Le 30/07/2015 01:09, Isaac Dunham a écrit :
On Thu, Jul 30, 2015 at 12:40:33AM +0200, Didier Kryn wrote:
I don't understand the preventions against sudo. It is just up to the
administrator to take care, like for everything.
Wether execution of the command is allowed by sudo, by a setuid bit or
by policykit does not change the result. Sudo is simply the most versatile
method to allow/disallow actions, IMHO far easier to configure than
policykit. Don't forget that allowed commands may (should) be specified with
their absolute path, therefore bypassing PATH. It is better than having a
specialized daemon for this and that, because it keeps everything configured
in one well known file.
In the case of mounting usb sticks, this applies to a personal computer,
where the owner is also the administrator.
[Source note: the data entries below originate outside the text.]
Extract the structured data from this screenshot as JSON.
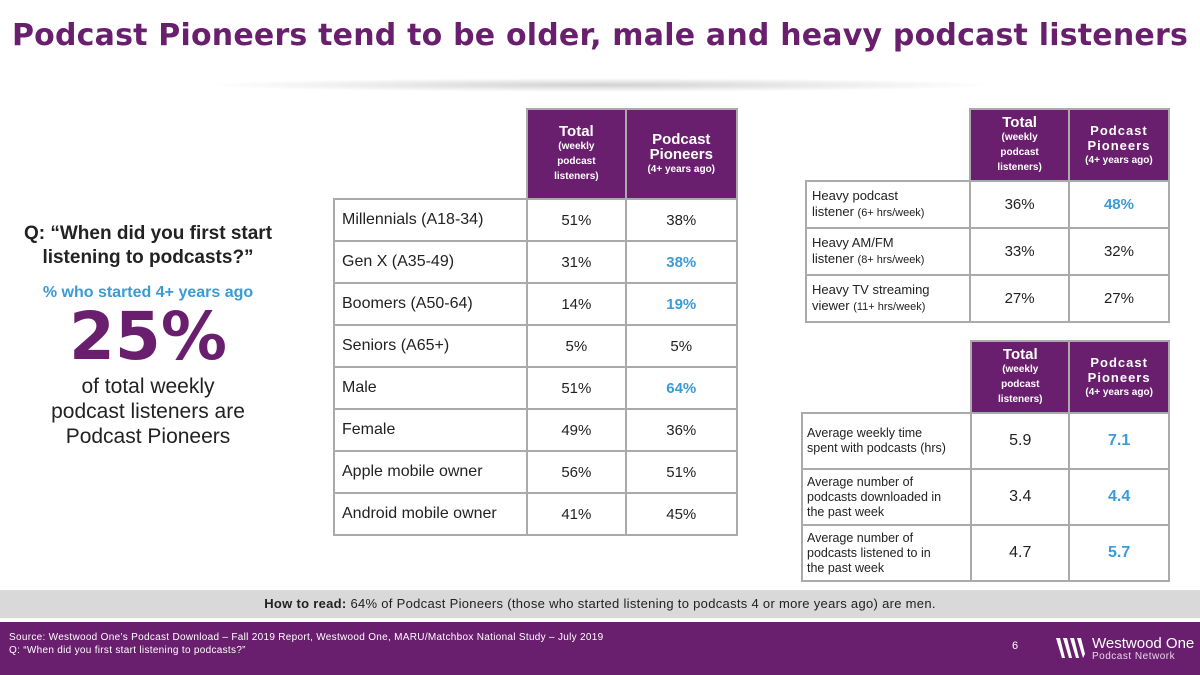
{
  "title": "Podcast Pioneers tend to be older, male and heavy podcast listeners",
  "left": {
    "question_line1": "Q: “When did you first start",
    "question_line2": "listening to podcasts?”",
    "pct_label": "%  who started 4+ years ago",
    "big_pct": "25%",
    "desc_line1": "of total weekly",
    "desc_line2": "podcast listeners are",
    "desc_line3": "Podcast Pioneers"
  },
  "headers": {
    "total_main": "Total",
    "total_sub1": "(weekly",
    "total_sub2": "podcast",
    "total_sub3": "listeners)",
    "pioneers_main1": "Podcast",
    "pioneers_main2": "Pioneers",
    "pioneers_sub": "(4+ years ago)"
  },
  "demo_table": {
    "rows": [
      {
        "label": "Millennials (A18-34)",
        "total": "51%",
        "pioneers": "38%",
        "highlight": false
      },
      {
        "label": "Gen X (A35-49)",
        "total": "31%",
        "pioneers": "38%",
        "highlight": true
      },
      {
        "label": "Boomers (A50-64)",
        "total": "14%",
        "pioneers": "19%",
        "highlight": true
      },
      {
        "label": "Seniors (A65+)",
        "total": "5%",
        "pioneers": "5%",
        "highlight": false
      },
      {
        "label": "Male",
        "total": "51%",
        "pioneers": "64%",
        "highlight": true
      },
      {
        "label": "Female",
        "total": "49%",
        "pioneers": "36%",
        "highlight": false
      },
      {
        "label": "Apple mobile owner",
        "total": "56%",
        "pioneers": "51%",
        "highlight": false
      },
      {
        "label": "Android mobile owner",
        "total": "41%",
        "pioneers": "45%",
        "highlight": false
      }
    ]
  },
  "media_table": {
    "rows": [
      {
        "label1": "Heavy podcast",
        "label2": "listener ",
        "qual": "(6+ hrs/week)",
        "total": "36%",
        "pioneers": "48%",
        "highlight": true
      },
      {
        "label1": "Heavy AM/FM",
        "label2": "listener ",
        "qual": "(8+ hrs/week)",
        "total": "33%",
        "pioneers": "32%",
        "highlight": false
      },
      {
        "label1": "Heavy TV streaming",
        "label2": "viewer ",
        "qual": "(11+ hrs/week)",
        "total": "27%",
        "pioneers": "27%",
        "highlight": false
      }
    ]
  },
  "usage_table": {
    "rows": [
      {
        "label1": "Average weekly time",
        "label2": "spent with podcasts (hrs)",
        "label3": "",
        "total": "5.9",
        "pioneers": "7.1",
        "highlight": true
      },
      {
        "label1": "Average number of",
        "label2": "podcasts downloaded in",
        "label3": "the past week",
        "total": "3.4",
        "pioneers": "4.4",
        "highlight": true
      },
      {
        "label1": "Average number of",
        "label2": "podcasts listened to in",
        "label3": "the past week",
        "total": "4.7",
        "pioneers": "5.7",
        "highlight": true
      }
    ]
  },
  "howto": {
    "bold": "How to read:",
    "text": " 64% of Podcast Pioneers (those who started listening to podcasts 4 or more years ago) are men."
  },
  "footer": {
    "source_line1": "Source: Westwood One’s Podcast Download – Fall 2019 Report, Westwood One, MARU/Matchbox National Study – July 2019",
    "source_line2": "Q: “When did you first start listening to podcasts?”",
    "page_number": "6",
    "logo_name": "Westwood One",
    "logo_sub": "Podcast Network"
  },
  "colors": {
    "brand_purple": "#6a1f6e",
    "highlight_blue": "#3a9bd5",
    "howto_bg": "#d9d9d9"
  }
}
For conveniency, a limited list
of actions may be allowed without password, like mounting a usb key.
I'm not sure where in the discussion this fits, but I thought I'd mention
it here:
Permitting all mount invocations via sudo does have a potential security
hole if your mount implementation supports FUSE, as you can run an arbitrary
command by specifying the mount type.
I don't think that sudo does the necessary steps to block this.
If you use a wrapper script, you can make it automatically determine the
type and run ntfs-3g if appropriate, then allow sudo to run that.
If you use a C wrapper, you can do that and make it suid.
Isaac, your comment suggests me two questions:
One: is it really possible to mount a Fuse filesystem with 'mount'
? I thought it could only be done with 'fusermount'.
Two: if the idea is not to allow '/sbin/mount' in sudo, but to
allow a smart wrapper, is there still an issue?